Directives contraignantes de l’employeur
Pour établir que son employeur lui avait imposé des publireportages, un journaliste a présenté à titre de preuve des notes de service de la direction (emails), qui loin d’être dépourvues de tout caractère obligatoire, ont été prises en compte par le Tribunal. La plupart des emails produits contenaient des informations relatives à des spectacles musicaux de différents artistes ou des sorties de film, pour lesquels les journalistes destinataires « étaient vivement invités à piocher dedans, histoire de faire un peu monter la sauce à J-1 de cet événement très important pour la radio », à « relayer ou à trouver un peu de place dans les flashs d’information ou à l’occasion des matinales locales ».
D’autres emails faisaient état de « film à priver de toute communication à l’antenne ». Sur ce point précis, les juges ont relevé que cette directive éditoriale qui a clairement fait interdiction aux journalistes de traiter de la sortie cinématographique de films, au mépris de la liberté d’opinion et d’expression du journaliste, était en contravention aux principes de la déontologie.

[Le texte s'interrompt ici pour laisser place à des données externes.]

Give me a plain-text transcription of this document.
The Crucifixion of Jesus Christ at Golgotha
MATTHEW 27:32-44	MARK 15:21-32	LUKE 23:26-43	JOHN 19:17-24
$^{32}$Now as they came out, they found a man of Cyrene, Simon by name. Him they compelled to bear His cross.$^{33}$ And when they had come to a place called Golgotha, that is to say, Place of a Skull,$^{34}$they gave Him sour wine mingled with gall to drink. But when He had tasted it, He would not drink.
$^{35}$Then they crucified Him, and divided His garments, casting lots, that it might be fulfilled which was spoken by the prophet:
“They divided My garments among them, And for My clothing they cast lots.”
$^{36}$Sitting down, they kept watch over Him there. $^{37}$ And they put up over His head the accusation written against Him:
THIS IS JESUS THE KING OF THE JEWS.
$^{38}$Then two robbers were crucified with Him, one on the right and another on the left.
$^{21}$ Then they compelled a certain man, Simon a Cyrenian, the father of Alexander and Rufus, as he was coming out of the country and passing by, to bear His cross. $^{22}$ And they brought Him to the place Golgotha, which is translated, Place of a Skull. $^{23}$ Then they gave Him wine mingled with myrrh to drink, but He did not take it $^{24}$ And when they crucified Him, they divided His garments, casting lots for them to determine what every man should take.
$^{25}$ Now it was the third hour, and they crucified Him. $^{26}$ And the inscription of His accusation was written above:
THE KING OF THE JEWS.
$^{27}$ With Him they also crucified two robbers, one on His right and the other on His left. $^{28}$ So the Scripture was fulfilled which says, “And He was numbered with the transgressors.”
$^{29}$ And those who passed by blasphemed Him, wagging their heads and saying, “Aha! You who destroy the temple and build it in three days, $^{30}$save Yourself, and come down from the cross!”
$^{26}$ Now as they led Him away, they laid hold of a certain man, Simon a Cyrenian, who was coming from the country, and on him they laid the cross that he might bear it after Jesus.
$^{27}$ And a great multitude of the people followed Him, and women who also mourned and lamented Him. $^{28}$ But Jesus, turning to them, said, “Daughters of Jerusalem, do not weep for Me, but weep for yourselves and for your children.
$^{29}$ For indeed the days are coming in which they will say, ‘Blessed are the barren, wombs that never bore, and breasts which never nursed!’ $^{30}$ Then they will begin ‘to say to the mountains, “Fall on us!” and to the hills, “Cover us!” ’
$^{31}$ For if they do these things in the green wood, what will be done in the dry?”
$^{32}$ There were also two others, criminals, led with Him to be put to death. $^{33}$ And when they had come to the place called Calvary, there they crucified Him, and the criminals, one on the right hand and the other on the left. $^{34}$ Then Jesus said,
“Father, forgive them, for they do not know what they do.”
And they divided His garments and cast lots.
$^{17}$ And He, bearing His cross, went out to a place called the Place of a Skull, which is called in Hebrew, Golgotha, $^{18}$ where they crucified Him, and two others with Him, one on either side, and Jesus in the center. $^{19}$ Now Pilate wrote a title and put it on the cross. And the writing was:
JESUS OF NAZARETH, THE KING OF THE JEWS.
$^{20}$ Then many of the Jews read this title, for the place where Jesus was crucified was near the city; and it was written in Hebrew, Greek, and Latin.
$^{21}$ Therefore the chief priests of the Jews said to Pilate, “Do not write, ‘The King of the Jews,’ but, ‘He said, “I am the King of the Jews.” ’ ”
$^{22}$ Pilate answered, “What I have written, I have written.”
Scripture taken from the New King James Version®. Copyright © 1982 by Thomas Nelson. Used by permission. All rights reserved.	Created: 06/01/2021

Il importait peu qu’aucune sanction n’ait été prise à l’encontre des réfractaires à cette consigne ; la simple interdiction faite de façon très nette de relayer toute information relative à certains films a suffi à démontrer l’atteinte portée à la déontologie du journaliste.
Conditions de la prise d’acte du journaliste
La prise d’acte du journaliste a été validée. A noter que ce dernier sous la signature de l’intersyndicale NRJ group s’était aussi adressé, au CSA pour dénoncer les dérives de la direction des programmes de la radio NRJ imposant la diffusion de reportages promotionnels. Pour rappel, la prise d’acte du salarié produit les effets d’un licenciement sans cause réelle et sérieuse. Celle-ci entraîne la cessation immédiate du contrat de travail. Il appartient alors au juge de se prononcer sur la seule prise d’acte en examinant l’ensemble des manquements de l’employeur invoqués par le salarié tant à l’appui de la demande de résiliation judiciaire qu’à l’appui de la prise d’acte.
L’écrit par lequel le salarié prend acte de la rupture du contrat de travail en raison de faits qu’il reproche à son employeur ne fixe pas les limites du litige ; le juge est tenu d’examiner les manquements de l’employeur invoqués devant lui par le salarié, même si celui-ci ne les a pas mentionnés dans cet écrit.
Dans le cas spécifique où la prise d’acte justifiée produit les effets d’un licenciement nul (exemple : violation du statut de salarié protégé), elle ouvre droit à une indemnité forfaitaire égale aux salaires que le salarié aurait dû percevoir jusqu’à la fin de la période de protection en cours, laquelle inclut la période instituée par le législateur à l’expiration de son mandat social et ce dans la limite de deux ans, durée minimale légale de son mandat, augmentée de six mois (conformément aux articles L.2411-8 et L.2324-25 du code du travail). Cette indemnité se cumule avec les dommages-et-intérêts pour rupture illicite. En l’espèce, le salarié disposant également du statut de salarié protégé, a obtenu la somme de 68 000 euros correspondant à la limite de 30 mois de salaire.